ALLN-177 is a first-in-class therapeutic being developed to treat patients with severe hyperoxaluria using an oral, non-absorbed enzyme that works in the gastrointestinal (GI) tract, where it can degrade both dietary and endogenously produced oxalate. GI elimination of oxalate may help alleviate the chronic systemic oxalate burden on PH patients.

“Primary Hyperoxaluria is a devastating disease for patients and their families. We desperately need better therapeutic options to treat this disease,” said Craig B. Langman, M.D., the Issac A. Abt M.D. Professor of Kidney Diseases at Feinberg School of Medicine, Northwestern University and Head, Kidney Diseases at Lurie Children’s Hospital Chicago.

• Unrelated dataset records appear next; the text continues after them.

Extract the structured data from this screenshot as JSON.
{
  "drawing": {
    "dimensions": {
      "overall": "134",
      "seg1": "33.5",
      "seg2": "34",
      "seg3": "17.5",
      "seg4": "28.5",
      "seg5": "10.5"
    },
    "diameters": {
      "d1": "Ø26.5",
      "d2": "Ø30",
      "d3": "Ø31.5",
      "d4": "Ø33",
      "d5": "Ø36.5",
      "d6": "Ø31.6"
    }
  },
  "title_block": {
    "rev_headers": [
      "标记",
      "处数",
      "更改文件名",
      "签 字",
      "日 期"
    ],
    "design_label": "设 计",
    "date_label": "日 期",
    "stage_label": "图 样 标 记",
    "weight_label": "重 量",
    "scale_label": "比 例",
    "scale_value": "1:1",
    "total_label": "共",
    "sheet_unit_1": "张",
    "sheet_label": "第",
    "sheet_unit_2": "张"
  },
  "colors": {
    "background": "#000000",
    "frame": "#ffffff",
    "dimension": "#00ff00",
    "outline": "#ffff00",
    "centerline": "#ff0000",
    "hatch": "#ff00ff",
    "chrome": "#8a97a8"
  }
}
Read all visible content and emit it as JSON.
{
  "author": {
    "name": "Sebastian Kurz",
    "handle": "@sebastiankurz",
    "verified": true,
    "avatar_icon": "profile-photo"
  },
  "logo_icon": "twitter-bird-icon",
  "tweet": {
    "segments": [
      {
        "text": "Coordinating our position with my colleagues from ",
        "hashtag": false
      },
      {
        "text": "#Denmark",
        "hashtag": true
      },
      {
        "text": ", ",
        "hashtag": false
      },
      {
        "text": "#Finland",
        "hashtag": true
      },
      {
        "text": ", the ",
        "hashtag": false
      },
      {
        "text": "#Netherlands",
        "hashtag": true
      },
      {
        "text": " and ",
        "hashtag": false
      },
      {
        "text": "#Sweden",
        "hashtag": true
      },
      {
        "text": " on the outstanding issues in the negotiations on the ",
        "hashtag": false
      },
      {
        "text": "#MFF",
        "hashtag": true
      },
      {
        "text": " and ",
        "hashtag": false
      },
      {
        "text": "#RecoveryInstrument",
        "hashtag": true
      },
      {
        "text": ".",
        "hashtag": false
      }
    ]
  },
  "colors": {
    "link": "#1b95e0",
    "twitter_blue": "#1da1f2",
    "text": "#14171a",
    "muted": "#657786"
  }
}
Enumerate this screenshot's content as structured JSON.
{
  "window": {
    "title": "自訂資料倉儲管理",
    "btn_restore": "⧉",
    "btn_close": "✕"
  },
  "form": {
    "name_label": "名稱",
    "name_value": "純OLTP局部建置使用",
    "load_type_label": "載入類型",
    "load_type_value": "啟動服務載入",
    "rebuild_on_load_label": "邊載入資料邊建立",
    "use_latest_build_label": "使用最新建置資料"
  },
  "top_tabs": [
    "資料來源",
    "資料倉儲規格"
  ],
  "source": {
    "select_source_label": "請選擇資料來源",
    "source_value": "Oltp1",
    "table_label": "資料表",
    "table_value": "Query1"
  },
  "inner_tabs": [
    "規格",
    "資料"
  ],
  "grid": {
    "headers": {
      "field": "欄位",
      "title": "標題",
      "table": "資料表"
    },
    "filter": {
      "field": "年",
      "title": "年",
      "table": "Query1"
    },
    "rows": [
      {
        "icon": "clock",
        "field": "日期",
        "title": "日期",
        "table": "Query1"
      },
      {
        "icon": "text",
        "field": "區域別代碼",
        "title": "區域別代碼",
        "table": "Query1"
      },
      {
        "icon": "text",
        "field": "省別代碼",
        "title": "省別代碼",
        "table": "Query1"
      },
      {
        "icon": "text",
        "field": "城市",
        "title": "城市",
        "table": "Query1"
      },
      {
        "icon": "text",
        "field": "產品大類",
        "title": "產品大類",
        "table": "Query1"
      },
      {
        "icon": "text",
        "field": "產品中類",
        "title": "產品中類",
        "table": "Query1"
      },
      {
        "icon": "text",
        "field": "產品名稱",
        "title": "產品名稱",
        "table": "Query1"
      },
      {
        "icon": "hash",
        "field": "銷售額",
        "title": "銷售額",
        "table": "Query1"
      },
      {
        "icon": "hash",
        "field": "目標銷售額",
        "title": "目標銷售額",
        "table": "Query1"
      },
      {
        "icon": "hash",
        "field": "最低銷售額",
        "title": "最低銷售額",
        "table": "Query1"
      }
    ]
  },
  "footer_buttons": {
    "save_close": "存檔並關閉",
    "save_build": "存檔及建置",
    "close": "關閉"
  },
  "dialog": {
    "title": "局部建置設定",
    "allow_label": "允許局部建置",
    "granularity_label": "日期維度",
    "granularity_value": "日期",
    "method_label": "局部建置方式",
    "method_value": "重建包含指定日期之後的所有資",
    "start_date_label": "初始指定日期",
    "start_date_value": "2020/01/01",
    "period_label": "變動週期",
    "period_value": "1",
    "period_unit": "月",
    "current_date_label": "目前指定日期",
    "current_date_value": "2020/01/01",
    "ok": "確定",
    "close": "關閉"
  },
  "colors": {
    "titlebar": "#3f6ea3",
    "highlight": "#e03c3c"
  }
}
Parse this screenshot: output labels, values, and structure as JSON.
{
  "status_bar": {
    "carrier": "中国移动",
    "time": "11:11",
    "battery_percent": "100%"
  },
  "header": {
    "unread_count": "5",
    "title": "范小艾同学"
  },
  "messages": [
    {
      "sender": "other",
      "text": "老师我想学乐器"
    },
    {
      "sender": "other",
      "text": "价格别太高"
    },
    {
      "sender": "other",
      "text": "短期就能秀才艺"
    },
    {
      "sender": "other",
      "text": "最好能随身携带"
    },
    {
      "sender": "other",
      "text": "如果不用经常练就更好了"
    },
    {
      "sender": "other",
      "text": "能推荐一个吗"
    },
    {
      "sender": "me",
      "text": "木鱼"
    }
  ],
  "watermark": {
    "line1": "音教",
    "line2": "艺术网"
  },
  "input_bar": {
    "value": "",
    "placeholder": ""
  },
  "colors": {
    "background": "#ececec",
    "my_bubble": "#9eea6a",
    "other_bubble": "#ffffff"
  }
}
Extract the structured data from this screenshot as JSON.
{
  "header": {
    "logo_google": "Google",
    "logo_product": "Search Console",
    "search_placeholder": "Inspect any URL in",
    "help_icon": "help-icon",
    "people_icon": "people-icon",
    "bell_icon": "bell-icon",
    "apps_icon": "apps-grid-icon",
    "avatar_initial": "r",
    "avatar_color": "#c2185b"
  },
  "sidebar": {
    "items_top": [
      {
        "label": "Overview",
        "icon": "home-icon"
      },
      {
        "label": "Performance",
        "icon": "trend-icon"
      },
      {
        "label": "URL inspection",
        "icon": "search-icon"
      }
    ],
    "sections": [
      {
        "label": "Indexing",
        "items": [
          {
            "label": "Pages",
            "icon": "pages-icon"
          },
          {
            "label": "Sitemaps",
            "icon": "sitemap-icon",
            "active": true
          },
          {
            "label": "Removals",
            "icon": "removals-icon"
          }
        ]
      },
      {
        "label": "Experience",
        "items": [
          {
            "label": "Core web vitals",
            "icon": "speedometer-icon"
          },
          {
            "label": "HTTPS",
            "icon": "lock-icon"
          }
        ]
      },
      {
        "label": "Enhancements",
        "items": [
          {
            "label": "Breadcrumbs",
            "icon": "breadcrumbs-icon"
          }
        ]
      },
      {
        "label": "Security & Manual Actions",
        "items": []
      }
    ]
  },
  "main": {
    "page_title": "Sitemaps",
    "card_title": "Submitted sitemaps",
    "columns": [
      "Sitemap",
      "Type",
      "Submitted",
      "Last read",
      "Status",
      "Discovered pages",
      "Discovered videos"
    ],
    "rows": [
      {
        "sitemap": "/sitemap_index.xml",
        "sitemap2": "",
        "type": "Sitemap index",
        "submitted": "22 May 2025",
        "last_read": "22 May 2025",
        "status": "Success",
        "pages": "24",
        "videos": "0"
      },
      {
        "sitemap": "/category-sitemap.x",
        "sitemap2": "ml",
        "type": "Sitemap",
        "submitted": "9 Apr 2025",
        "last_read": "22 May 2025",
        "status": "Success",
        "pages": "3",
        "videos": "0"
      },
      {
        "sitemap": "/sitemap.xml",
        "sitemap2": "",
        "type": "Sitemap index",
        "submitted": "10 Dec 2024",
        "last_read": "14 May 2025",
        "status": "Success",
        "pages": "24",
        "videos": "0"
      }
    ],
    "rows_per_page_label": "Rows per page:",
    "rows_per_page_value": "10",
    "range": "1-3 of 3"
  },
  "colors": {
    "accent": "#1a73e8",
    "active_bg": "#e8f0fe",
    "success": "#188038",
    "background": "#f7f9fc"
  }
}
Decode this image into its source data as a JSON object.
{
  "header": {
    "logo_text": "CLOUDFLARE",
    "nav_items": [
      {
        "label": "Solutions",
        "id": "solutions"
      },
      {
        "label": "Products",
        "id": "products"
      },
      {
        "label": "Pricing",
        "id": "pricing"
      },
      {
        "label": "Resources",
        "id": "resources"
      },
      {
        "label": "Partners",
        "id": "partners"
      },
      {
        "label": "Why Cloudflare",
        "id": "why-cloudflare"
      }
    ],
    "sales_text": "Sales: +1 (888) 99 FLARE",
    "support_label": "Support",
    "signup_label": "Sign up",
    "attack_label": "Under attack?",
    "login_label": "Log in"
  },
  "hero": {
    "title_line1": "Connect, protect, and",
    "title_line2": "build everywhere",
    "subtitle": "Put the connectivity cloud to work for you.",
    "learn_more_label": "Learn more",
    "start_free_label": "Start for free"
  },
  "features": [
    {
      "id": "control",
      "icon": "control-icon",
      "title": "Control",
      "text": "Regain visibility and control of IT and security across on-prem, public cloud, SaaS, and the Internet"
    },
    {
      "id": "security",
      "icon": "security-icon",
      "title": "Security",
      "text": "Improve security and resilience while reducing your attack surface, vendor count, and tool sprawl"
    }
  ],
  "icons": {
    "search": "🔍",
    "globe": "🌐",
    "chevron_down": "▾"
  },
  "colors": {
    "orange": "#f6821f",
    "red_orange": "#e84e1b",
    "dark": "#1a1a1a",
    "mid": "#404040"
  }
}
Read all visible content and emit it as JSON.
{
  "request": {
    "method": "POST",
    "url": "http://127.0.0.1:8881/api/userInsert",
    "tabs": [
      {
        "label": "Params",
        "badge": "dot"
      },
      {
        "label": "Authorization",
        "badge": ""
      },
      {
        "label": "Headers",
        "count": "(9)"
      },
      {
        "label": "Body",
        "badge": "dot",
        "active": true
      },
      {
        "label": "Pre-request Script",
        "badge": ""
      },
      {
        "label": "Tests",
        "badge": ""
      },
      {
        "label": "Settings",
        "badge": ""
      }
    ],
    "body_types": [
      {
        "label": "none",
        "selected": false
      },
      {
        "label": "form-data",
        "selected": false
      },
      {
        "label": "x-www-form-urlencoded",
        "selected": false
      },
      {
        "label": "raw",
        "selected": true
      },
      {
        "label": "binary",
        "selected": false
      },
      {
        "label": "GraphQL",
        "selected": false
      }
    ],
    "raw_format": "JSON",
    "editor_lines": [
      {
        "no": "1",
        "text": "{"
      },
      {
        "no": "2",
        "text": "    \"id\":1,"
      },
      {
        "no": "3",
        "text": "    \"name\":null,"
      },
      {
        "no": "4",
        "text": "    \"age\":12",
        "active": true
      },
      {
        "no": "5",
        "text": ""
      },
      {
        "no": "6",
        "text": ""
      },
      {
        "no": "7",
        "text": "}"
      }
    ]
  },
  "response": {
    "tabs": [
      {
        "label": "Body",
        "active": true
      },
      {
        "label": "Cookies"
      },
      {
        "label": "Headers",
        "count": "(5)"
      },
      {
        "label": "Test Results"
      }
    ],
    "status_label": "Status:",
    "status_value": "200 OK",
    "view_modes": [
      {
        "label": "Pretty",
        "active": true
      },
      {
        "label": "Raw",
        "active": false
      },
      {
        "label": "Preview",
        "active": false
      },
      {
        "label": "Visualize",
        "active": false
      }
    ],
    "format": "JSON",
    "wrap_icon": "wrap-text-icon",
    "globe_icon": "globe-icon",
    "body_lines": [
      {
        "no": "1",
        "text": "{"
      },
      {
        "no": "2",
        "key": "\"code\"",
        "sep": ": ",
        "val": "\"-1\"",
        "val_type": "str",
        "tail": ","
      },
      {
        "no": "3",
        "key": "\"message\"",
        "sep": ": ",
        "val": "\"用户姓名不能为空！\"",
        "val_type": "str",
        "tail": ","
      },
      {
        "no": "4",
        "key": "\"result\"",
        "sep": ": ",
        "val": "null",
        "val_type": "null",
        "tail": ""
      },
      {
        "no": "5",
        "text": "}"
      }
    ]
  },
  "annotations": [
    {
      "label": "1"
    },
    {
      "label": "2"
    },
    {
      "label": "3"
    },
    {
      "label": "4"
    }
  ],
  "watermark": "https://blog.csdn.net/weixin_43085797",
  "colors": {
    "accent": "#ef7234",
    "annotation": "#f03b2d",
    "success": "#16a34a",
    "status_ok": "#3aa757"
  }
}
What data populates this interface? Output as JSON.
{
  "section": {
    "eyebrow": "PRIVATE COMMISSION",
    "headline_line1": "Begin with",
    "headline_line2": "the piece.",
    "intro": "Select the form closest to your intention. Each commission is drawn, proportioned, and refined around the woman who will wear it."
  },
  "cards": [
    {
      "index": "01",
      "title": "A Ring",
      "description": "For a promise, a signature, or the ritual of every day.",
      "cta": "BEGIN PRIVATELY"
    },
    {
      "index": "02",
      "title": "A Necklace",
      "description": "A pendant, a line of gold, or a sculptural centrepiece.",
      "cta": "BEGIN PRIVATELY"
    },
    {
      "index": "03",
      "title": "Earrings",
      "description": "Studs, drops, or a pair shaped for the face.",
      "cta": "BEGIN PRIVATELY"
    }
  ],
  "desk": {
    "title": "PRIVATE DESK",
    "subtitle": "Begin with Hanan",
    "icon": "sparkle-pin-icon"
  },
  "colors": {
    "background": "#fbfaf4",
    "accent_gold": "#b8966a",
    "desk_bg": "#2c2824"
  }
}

The preclinical data supporting the FDA orphan designation demonstrated oxalate decarboxylase significantly reduced urinary and plasma oxalate in multiple animal models including a rodent disease model of PH and a porcine model with urine oxalate in the range seen in PH.

The Orphan Drug Designation Program is administered by the FDA’s Office of Orphan Products Development, which grants orphan status to drugs intended to treat rare diseases that affect fewer than 200,000 people in the U.S. The program provides incentives for sponsors and has enabled the development and marketing of more than 400 products for rare diseases since 1983.

“This is an important regulatory designation to advance the development of ALLN-177 for patients who could benefit from novel therapeutic options that directly address excess oxalate,” said Louis Brenner, M.D., President and Chief Operating Officer of Allena Pharmaceuticals. “We are committed to the development of ALLN-177 for the treatment of patients with severe hyperoxaluria disorders.”